A high school summer spent with the Amish got Lauren Martinez ’12 (Redmond, Wash.) interested in that subculture. Determined to do her senior project on the same topic, she spent two weeks last summer living with Amish families outside Millersburg, in northeastern Ohio.  

There Martinez did what anthropologists call “participant observation,” in which she studied the differences between coming of age rituals among the New Order and Old Order Amish, as well as how each group interprets the ordnung, a set of rules for living. 

She was struck by how much of the Amish cultural understanding is tacit knowledge. “There were many times when I would ask my host sisters why they did something,” says Martinez, “and they would say, ‘I don’t know, we just always have.’ ” 

After graduation Martinez, who is also majoring in economics, hopes to work in business consulting.  

The Indian Ocean destination of Leigh Bercaw ’12 (Berthoud, Colo.) was exotic in a different way. She spent four months in Madagascar, an island nation known for its biodiversity—first in a study abroad program and then doing independent research into conservation and national parks. Bercaw won a Gerdes Scholarship, which allowed her to spend an extra month on research.  

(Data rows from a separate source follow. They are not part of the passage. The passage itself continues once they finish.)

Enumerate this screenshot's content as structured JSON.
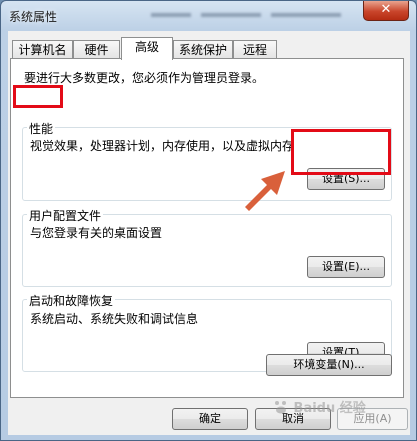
{
  "window": {
    "title": "系统属性",
    "close_symbol": "✕"
  },
  "tabs": [
    "计算机名",
    "硬件",
    "高级",
    "系统保护",
    "远程"
  ],
  "active_tab": "高级",
  "admin_note": "要进行大多数更改，您必须作为管理员登录。",
  "performance": {
    "label": "性能",
    "description": "视觉效果，处理器计划，内存使用，以及虚拟内存",
    "button": "设置(S)..."
  },
  "user_profiles": {
    "label": "用户配置文件",
    "description": "与您登录有关的桌面设置",
    "button": "设置(E)..."
  },
  "startup_recovery": {
    "label": "启动和故障恢复",
    "description": "系统启动、系统失败和调试信息",
    "button": "设置(T)..."
  },
  "env_button": "环境变量(N)...",
  "footer": {
    "ok": "确定",
    "cancel": "取消",
    "apply": "应用(A)"
  },
  "annotation_color": "#e30b17",
  "arrow_color": "#d9603b",
  "watermark": "Baidu 经验"
}
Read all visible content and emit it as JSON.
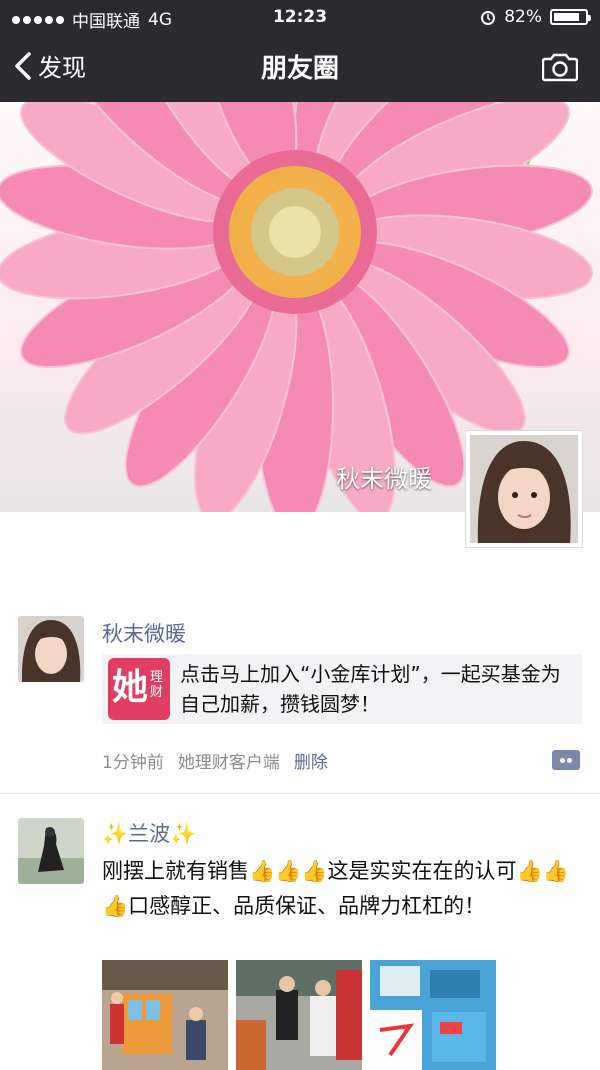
{
  "status": {
    "signal_dots": 5,
    "carrier": "中国联通",
    "network": "4G",
    "time": "12:23",
    "battery": "82%",
    "battery_level": 0.82
  },
  "nav": {
    "back_label": "发现",
    "title": "朋友圈",
    "camera_icon": "camera-icon"
  },
  "cover": {
    "owner_name": "秋末微暖"
  },
  "posts": [
    {
      "username": "秋末微暖",
      "link": {
        "icon_big": "她",
        "icon_small": "理财",
        "text": "点击马上加入“小金库计划”，一起买基金为自己加薪，攒钱圆梦！"
      },
      "time": "1分钟前",
      "source": "她理财客户端",
      "delete_label": "删除"
    },
    {
      "username": "✨兰波✨",
      "text": "刚摆上就有销售👍👍👍这是实实在在的认可👍👍👍口感醇正、品质保证、品牌力杠杠的！"
    }
  ],
  "colors": {
    "topbar": "#2b2a2f",
    "link_name": "#5a6a92",
    "app_icon": "#e13e64"
  }
}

Madagascar’s main environmental threat is the rapid changeover of its forestland to agricultural land. “I wanted to understand how conservation is done in a country where the main environmental threat is poverty-based rapid land-use,” says Bercaw. She attempted to understand conservation through the eyes of various rural communities living in and around new Madagascar parks, particularly as these subsistence agriculture-based societies deal with changing land-use regulations. Although each community had its own culture, the parallels among their food security problems really struck Bercaw. She’ll be writing her honors project on the topic. 

Doing “real” fieldwork—“eating bugs, getting lice, conducting interviews in tiny smoky huts”—is the part of anthropology she likes best, says Bercaw. She hoped the experience “would help me decide whether I want to become a professional anthropologist and do fieldwork for one- to two-year stretches of time.” 

To make sure, she plans to put off graduate school and work for a few years after graduation to see if “I’m still madly in love with anthropology.”